Despite the pervasiveness of online-only events throughout 2021 and 2022, as well as the lifting of COVID-19 restrictions, the market saw a 76% rise in pro AV sell-in, when comparing 2022 to pre-Covid 2019. Despite this mammoth increase, spend remains below pre-pandemic levels, achieving $243m in 2022, in comparison to $246m in 2019.
We can largely attribute the rise in sell-in to investments in professional PTZs, production switchers, pro-LED displays. These technologies are all used to raise the production value of online-only events. Feedback suggests that pro PTZs have provided a low-cost solution to remotely capture shoutcaster footage, in a time when budgets were tight.
Pro-LED display walls have also seen climbing investments, both for virtual production during online-only esports spectacles as well as from stadiums investing in new display screens during the prolonged quiet period. This will create a difference between the pre- and post-COVID-19 live experience.
Spend on pro AV equipment in esports didn’t manage to top pre-pandemic levels, mainly due to the impact of live event cancellation on demand for system cameras and professional audio technologies. Although online-only events generated an appetite for pro PTZs, system cameras did not benefit from the same demand, hampered by their premium cost and lack of out of the box usability. Similarly, PA systems make up the majority of pro audio spend in esports but rely on live events to drive demand.
The pro AV market is expected to recover from the pandemic’s impact in 2023. In-person events are set to return at a frequency similar to the pre-pandemic esports calendar, driving demand for new audio technologies, pro PTZs, switchers, system cameras, mirrorless cameras and professional camcorders – as well as the technology to support signal distribution, lighting and displays.
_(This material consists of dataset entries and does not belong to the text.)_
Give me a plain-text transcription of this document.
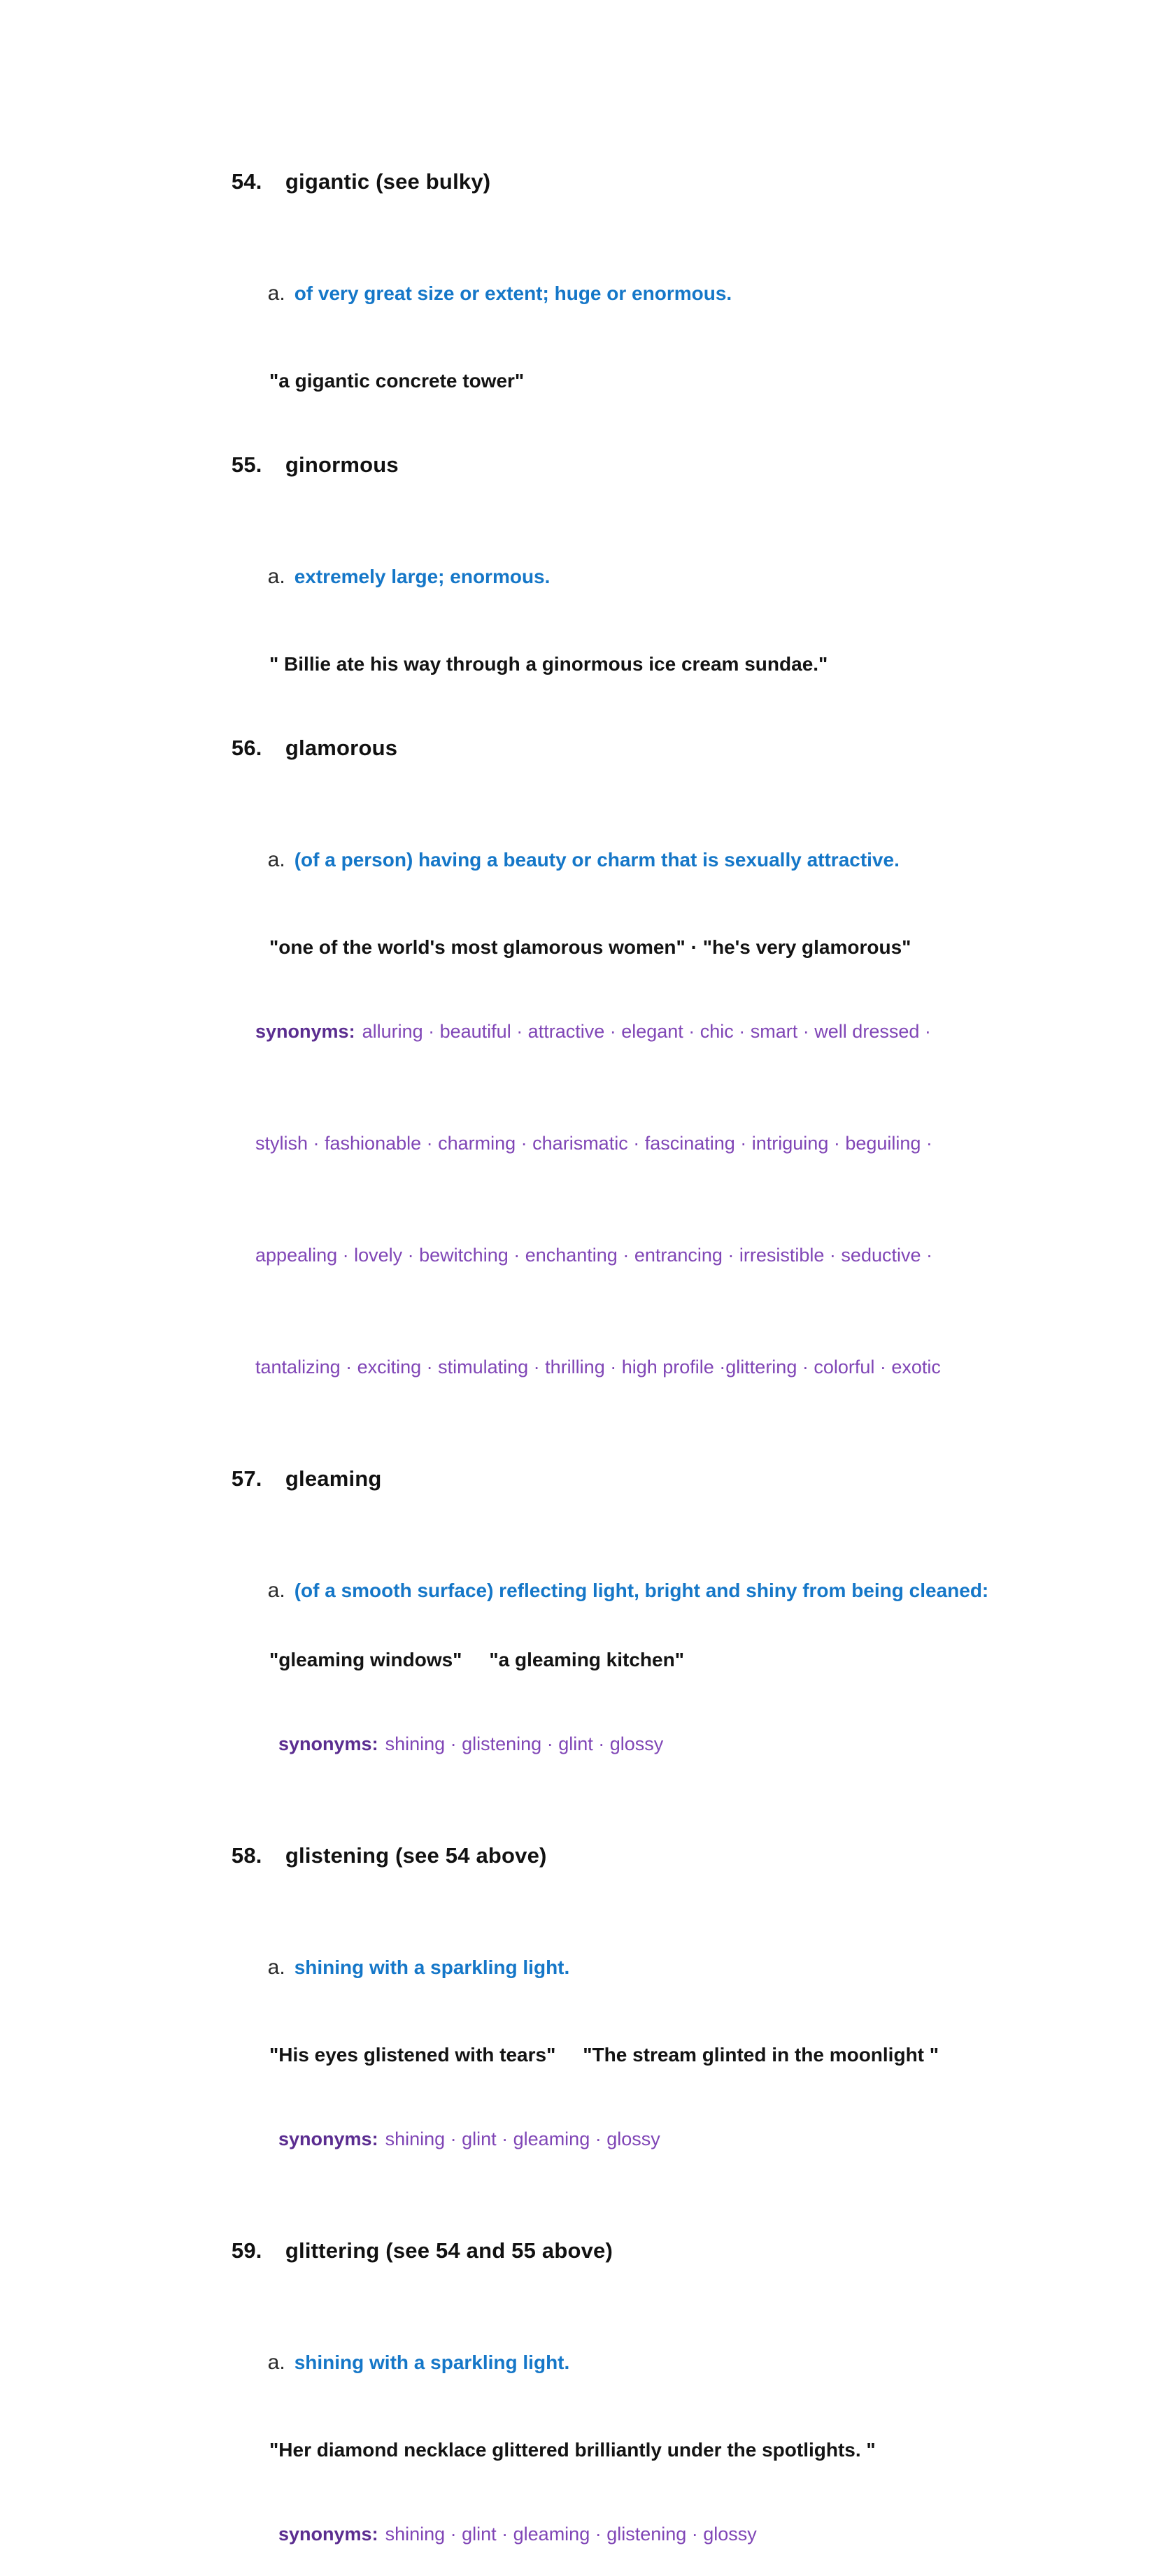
54. gigantic (see bulky)

a. of very great size or extent; huge or enormous.

"a gigantic concrete tower"

55. ginormous

a. extremely large; enormous.

" Billie ate his way through a ginormous ice cream sundae."

56. glamorous

a. (of a person) having a beauty or charm that is sexually attractive.

"one of the world's most glamorous women" · "he's very glamorous"

synonyms: alluring · beautiful · attractive · elegant · chic · smart · well dressed ·

stylish · fashionable · charming · charismatic · fascinating · intriguing · beguiling ·

appealing · lovely · bewitching · enchanting · entrancing · irresistible · seductive ·

tantalizing · exciting · stimulating · thrilling · high profile ·glittering · colorful · exotic

57. gleaming

a. (of a smooth surface) reflecting light, bright and shiny from being cleaned:

"gleaming windows"     "a gleaming kitchen"

synonyms: shining · glistening · glint · glossy

58. glistening (see 54 above)

a. shining with a sparkling light.

"His eyes glistened with tears"     "The stream glinted in the moonlight "

synonyms: shining · glint · gleaming · glossy

59. glittering (see 54 and 55 above)

a. shining with a sparkling light.

"Her diamond necklace glittered brilliantly under the spotlights. "

synonyms: shining · glint · gleaming · glistening · glossy
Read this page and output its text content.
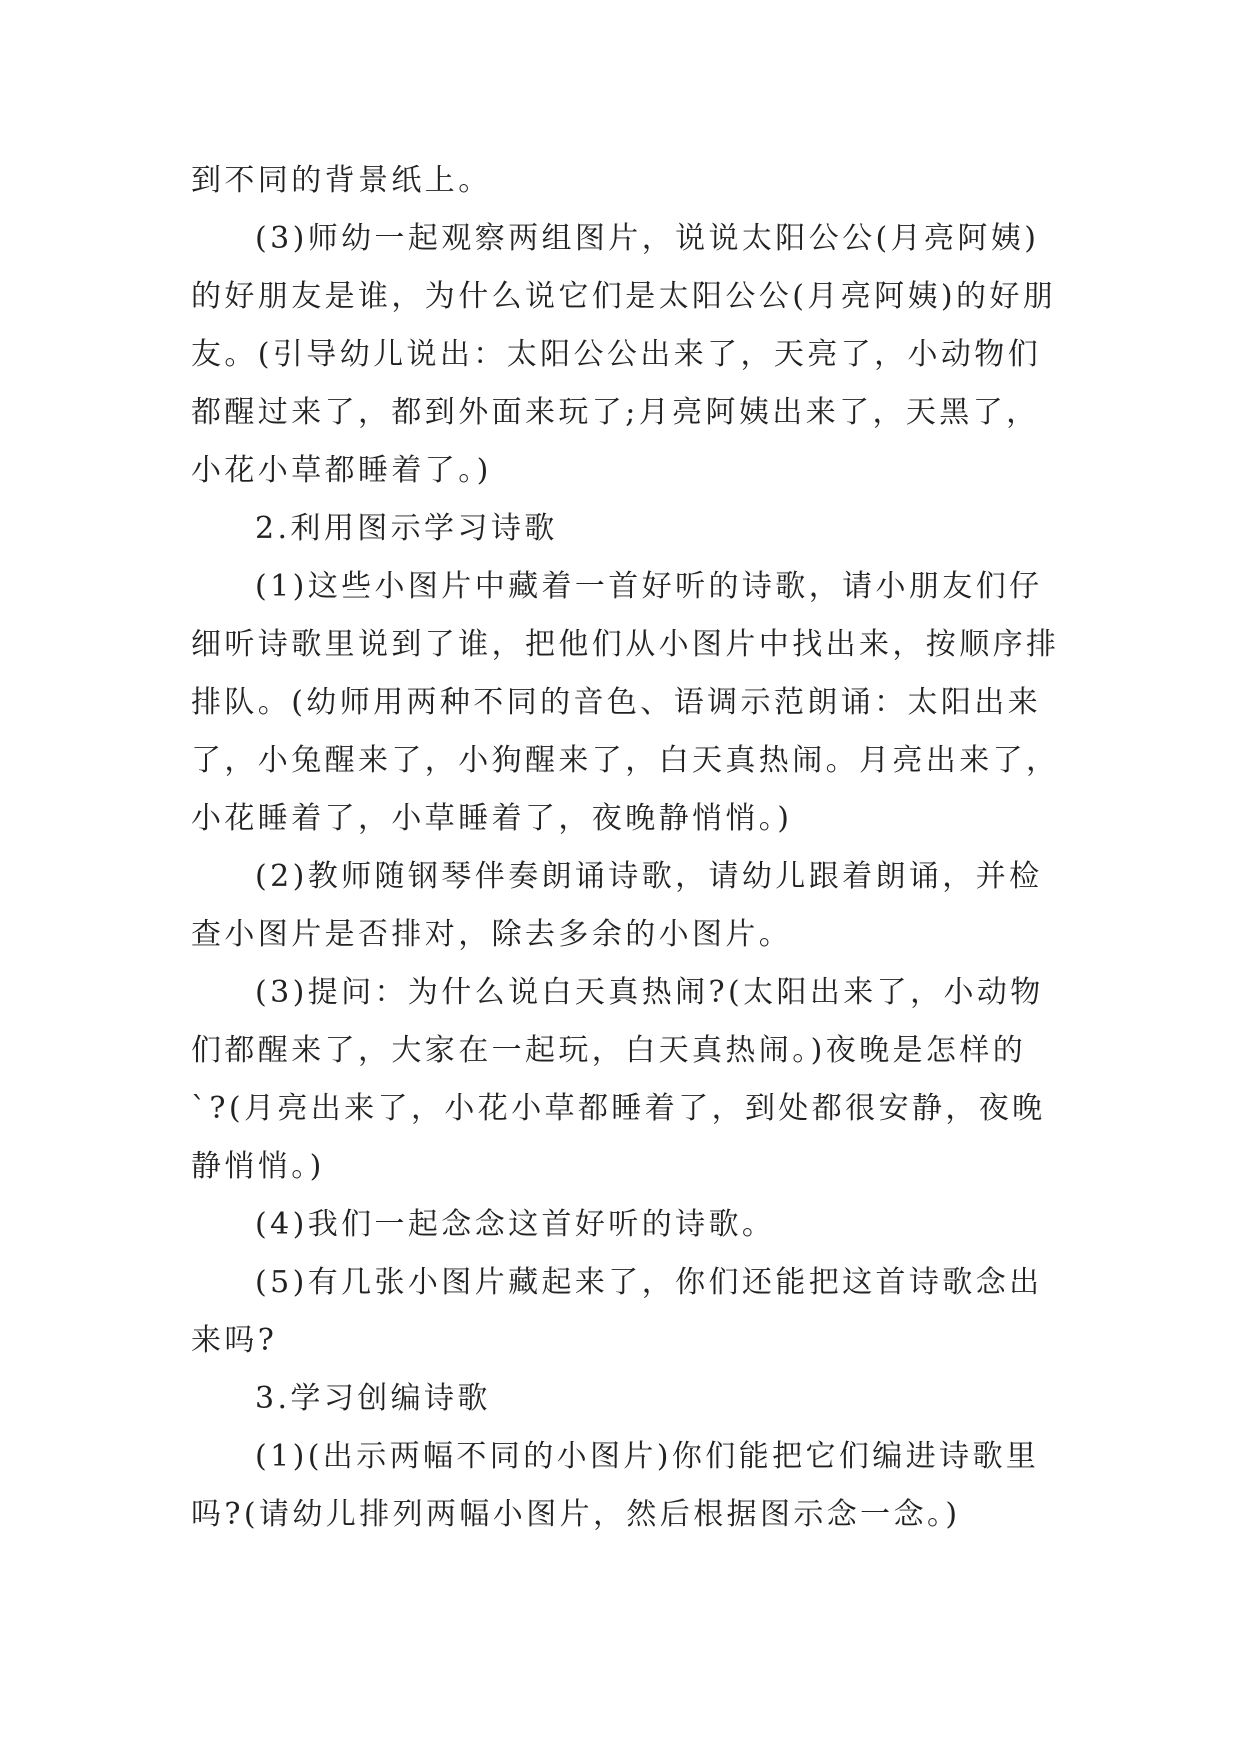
到不同的背景纸上。
(3)师幼一起观察两组图片，说说太阳公公(月亮阿姨)
的好朋友是谁，为什么说它们是太阳公公(月亮阿姨)的好朋
友。(引导幼儿说出：太阳公公出来了，天亮了，小动物们
都醒过来了，都到外面来玩了;月亮阿姨出来了，天黑了，
小花小草都睡着了。)
2.利用图示学习诗歌
(1)这些小图片中藏着一首好听的诗歌，请小朋友们仔
细听诗歌里说到了谁，把他们从小图片中找出来，按顺序排
排队。(幼师用两种不同的音色、语调示范朗诵：太阳出来
了，小兔醒来了，小狗醒来了，白天真热闹。月亮出来了，
小花睡着了，小草睡着了，夜晚静悄悄。)
(2)教师随钢琴伴奏朗诵诗歌，请幼儿跟着朗诵，并检
查小图片是否排对，除去多余的小图片。
(3)提问：为什么说白天真热闹?(太阳出来了，小动物
们都醒来了，大家在一起玩，白天真热闹。)夜晚是怎样的
`?(月亮出来了，小花小草都睡着了，到处都很安静，夜晚
静悄悄。)
(4)我们一起念念这首好听的诗歌。
(5)有几张小图片藏起来了，你们还能把这首诗歌念出
来吗?
3.学习创编诗歌
(1)(出示两幅不同的小图片)你们能把它们编进诗歌里
吗?(请幼儿排列两幅小图片，然后根据图示念一念。)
Not all pro AV equipment from before the pandemic has survived, however. Reduced investment in pro LCD and projector displays, and the cost of LED displays dropping significantly throughout the pandemic, cannibalized demand for LCD displays. Pro audio spend will also take a hit, despite the budding return of in-person events. Production companies are aiming to use smaller spaces, requiring smaller – and therefore less expensive – PA systems.
The move towards smaller studio spaces for in-person events is being driven by the success of online-only events. With an online-only events sometimes costing a tenth of an in-person event – while offering more personalized advertising opportunities – production companies are keen to reduce the cost of in-person events to match. One method to achieve this is using smaller, multipurpose studio spaces, over large, dedicated esports venues. Not only does this reduce the cost of rent, but also reduces the budget necessary to kit out the venue with the right pro AV equipment – particularly if they can rent equipment from the venue. Moreover, it allows the event to be mobile, both nationally and internationally, so the production can reach a wider audience.
With production companies keen to drive down costs, opportunities for pro AV equipment in esports over the next five years will rely on technologies that can immerse an audience, both in person and online. This will further engage them with the event, justifying investment to production companies.
This is already being seen with LEDs and the use of virtual production. Although, as this technology is still in its infancy, there will be plenty of room to level up available technologies and drive investment from the esports industry in the next few years.
Audio manufacturers should take note: with immersive sound key to the gaming experience, mirroring this at in-person events will be a key driver for success in the future. Brands like Holoplot and L’accoustics are making significant advancements in this area, but there are still opportunities for others to enter this space. Moreover, with the growing popularity of pro PTZs, investment in system cameras will be driven by the desire to gain specialist shots, either with shallow depth of field, slow motion or high-resolution content for archival purposes.
All of this will increase the demands on media servers and signal distribution at esports events, further driving growth in this area.